How-to

How to build an eval harness for an LLM app

By Brenn Hill · Updated June 2026

An eval harness is the machine that turns "looks good" into a number you can gate a release on. For an LLM app it has six moving parts: a dataset, a set of graders, a loop that runs and scores, a way to aggregate that admits uncertainty, a CI gate, and an online feedback channel. This is the blueprint, built in the order you should build it.

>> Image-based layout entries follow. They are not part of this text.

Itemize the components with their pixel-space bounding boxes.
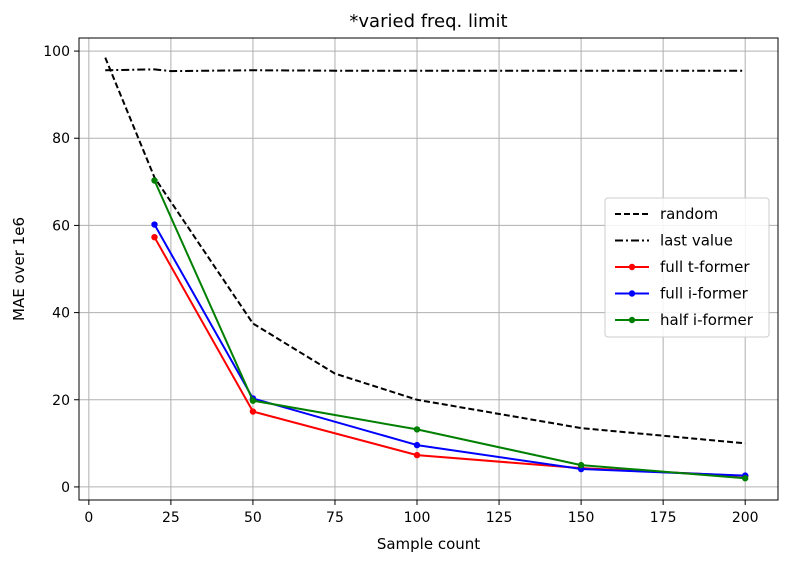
x-tick-label: 200 [732,510,759,526]
chart-title: *varied freq. limit [349,11,507,32]
x-tick-label: 150 [568,510,595,526]
data-point [413,451,421,459]
x-tick-label: 175 [650,510,677,526]
legend-box [604,197,770,338]
legend-marker [628,290,636,297]
y-tick-label: 80 [52,131,70,147]
legend-label: full t-former [660,258,750,276]
data-point [151,221,158,228]
x-axis-label: Sample count [377,535,480,553]
y-tick-label: 0 [61,480,70,496]
series-line [105,68,746,73]
data-point [413,426,421,433]
x-tick-label: 0 [84,510,93,526]
x-tick-label: 25 [162,510,180,526]
data-point [577,461,585,469]
legend-marker [628,316,636,324]
x-tick-label: 125 [486,510,513,526]
legend-marker [628,263,636,271]
data-point [413,441,421,449]
x-tick-label: 75 [326,510,344,526]
legend-entry: full t-former [615,258,750,276]
y-tick-label: 60 [52,218,70,234]
axis-ticks: 0 25 50 75 100 125 150 175 200 0 20 40 60 80 100 [43,44,758,526]
legend-entry: last value [615,232,733,250]
series-group [105,68,746,73]
legend-label: random [660,205,718,223]
data-point [151,233,158,241]
data-point [249,397,257,404]
legend-label: full i-former [660,285,749,303]
legend-label: last value [660,232,733,250]
y-tick-label: 20 [52,393,70,409]
legend-entry: full i-former [615,285,749,303]
data-series [104,57,749,482]
data-point [741,475,749,482]
data-point [151,177,158,184]
y-tick-label: 100 [43,44,70,60]
legend-label: half i-former [660,311,754,329]
plot-frame [78,37,779,501]
x-tick-label: 100 [404,510,431,526]
legend: random last value full t-former full i-form… [604,197,770,338]
legend-entry: half i-former [615,311,754,329]
x-tick-label: 50 [244,510,262,526]
data-point [249,408,257,415]
legend-entry: random [615,205,718,223]
y-axis-label: MAE over 1e6 [10,217,28,321]
y-tick-label: 40 [52,306,70,322]
series-group [151,177,749,482]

1 — Build the dataset from real traffic, not imagined cases

The highest-leverage move is not infrastructure — it is error analysis. Pull twenty to fifty real interactions from your logs, support queue, and bug tracker, read them, and write a short note on the first thing that goes wrong in each trace. Group those notes into a failure taxonomy. Your first dataset should be those failures. The spec is discovered by reading outputs, not invented at a whiteboard, so write graders for the errors you find, not the ones you imagine. Keep growing the set: every production failure becomes tomorrow's golden-set case, and the dataset grows alongside the app. Store it as plain lines of input plus expected behavior so it is portable and diffable in version control.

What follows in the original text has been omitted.